While Nvidia, AWS, Azure, and Google don’t share specific figures, it’s estimated that 80-90% of Nvidia’s datacenter revenue this year is driven by cloud providers. It is not usually enterprises that are building new AI infrastructure, but cloud providers that have lots of free cash and don’t want to miss the opportunity to be part of this next generation of the infrastructure. As an example, Nvidia and Dell backlogs are so massive that it is expected that this will continue for another 2 or 3 years.
To see the bigger picture, we have to understand that Nvidia is only the tip of the iceberg. We are seeing a coming wave of new vendors in storage and compute, such as VAST, Weka, Groq, and others. We are exploring and reshaping approaches to the things we have started doing only 12 months ago. One of the examples is AI inference. Based on the Nvidia CEO, around 40% of their shipments are being used for this purpose. We have been building these models for the last 18 months and now we are coming into the stage where we want to actually run them - efficiently and fast. Because of this, we are already starting to see the rise of new vendors in the LPU market. Sam Altman’s plan to raise trillions of dollars for chip development only confirms that we are only at the start of something much bigger. Only time will tell how AI adoption will enable these new segments to grow. There are huge opportunities in this space. Nvidia H100 consumes up to 700W and Nvidia declered that their next gen B200 will consume up to 1000W at full utilization. As the scale and usage will only get higher we are throwing virtually endless amount of power and water into running AI infrastructure. This is not sustainable.
However, don’t get me wrong, most of the AI applications in the enterprise world are either in PoC or dev stage. We are still waiting for an AI use case or application that will cause massive AI adoption, like we were waiting after the internet bubble for the applications that would use all the new bandwidth we had built in the 90s, and we eventually got with YouTube, MySpace, and Netflix. As AI infrastructure grows and AI becomes integral to areas like healthcare, education, and environmental conservation, it will prepare the platform to create these “killer” applications.
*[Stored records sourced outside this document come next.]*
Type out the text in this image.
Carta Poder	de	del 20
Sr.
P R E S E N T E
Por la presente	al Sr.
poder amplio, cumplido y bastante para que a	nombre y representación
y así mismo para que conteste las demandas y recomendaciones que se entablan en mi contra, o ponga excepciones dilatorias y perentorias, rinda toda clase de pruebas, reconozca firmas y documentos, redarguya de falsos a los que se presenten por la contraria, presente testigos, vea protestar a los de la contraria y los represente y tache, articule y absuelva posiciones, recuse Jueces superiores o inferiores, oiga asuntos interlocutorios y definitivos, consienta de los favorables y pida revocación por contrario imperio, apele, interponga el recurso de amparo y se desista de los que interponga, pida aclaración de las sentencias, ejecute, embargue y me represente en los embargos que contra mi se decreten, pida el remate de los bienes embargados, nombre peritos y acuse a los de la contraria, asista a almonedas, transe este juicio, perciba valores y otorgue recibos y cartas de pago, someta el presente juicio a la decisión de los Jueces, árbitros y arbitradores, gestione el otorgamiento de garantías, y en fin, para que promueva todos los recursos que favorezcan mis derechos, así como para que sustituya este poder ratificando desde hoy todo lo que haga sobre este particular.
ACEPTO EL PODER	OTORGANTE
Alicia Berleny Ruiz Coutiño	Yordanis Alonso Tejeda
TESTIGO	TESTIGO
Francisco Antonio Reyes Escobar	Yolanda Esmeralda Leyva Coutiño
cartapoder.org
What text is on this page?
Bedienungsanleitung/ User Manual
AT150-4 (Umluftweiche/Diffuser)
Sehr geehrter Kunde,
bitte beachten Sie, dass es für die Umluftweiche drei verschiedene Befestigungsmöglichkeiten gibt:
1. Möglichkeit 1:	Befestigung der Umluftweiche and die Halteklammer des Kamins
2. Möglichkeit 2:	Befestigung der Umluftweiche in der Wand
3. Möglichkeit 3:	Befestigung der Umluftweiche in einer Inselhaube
For me this is month number 18 and we are only at the beginning. The Total Addressable Market (TAM) is massive (and it is actually still growing) and the attack on Nvidia revenues and margins is only about to start, which for the enterprises will push the cost down and drive the innovation, which will then enable much wider adoption among normal users. We will see lots of new vendors who will challenge Nvidia and try to take a slice of their revenues. I still have a lot to learn, I know I’m only at the beginning. I’m currently deep with open source LLMs and really do believe open sourcing LLMs is the right way to do things. The progress which open source LLMs have done in the last 12 months is staggering. I was testing one of the first LLaMAs models 12 months ago and when you compare it to the latest models like Gemma or Mixtral, it is amazing to see the progress. Open source LLMs will be the key driver for innovations in the infrastructure space, which I’m really excited about. I’m currently experimenting with local LLMs running on my M1 laptop, using Co-pilot, and testing Azure OpenAI, so I will try to drop more info from time to time about what I’m working on or what I’m testing.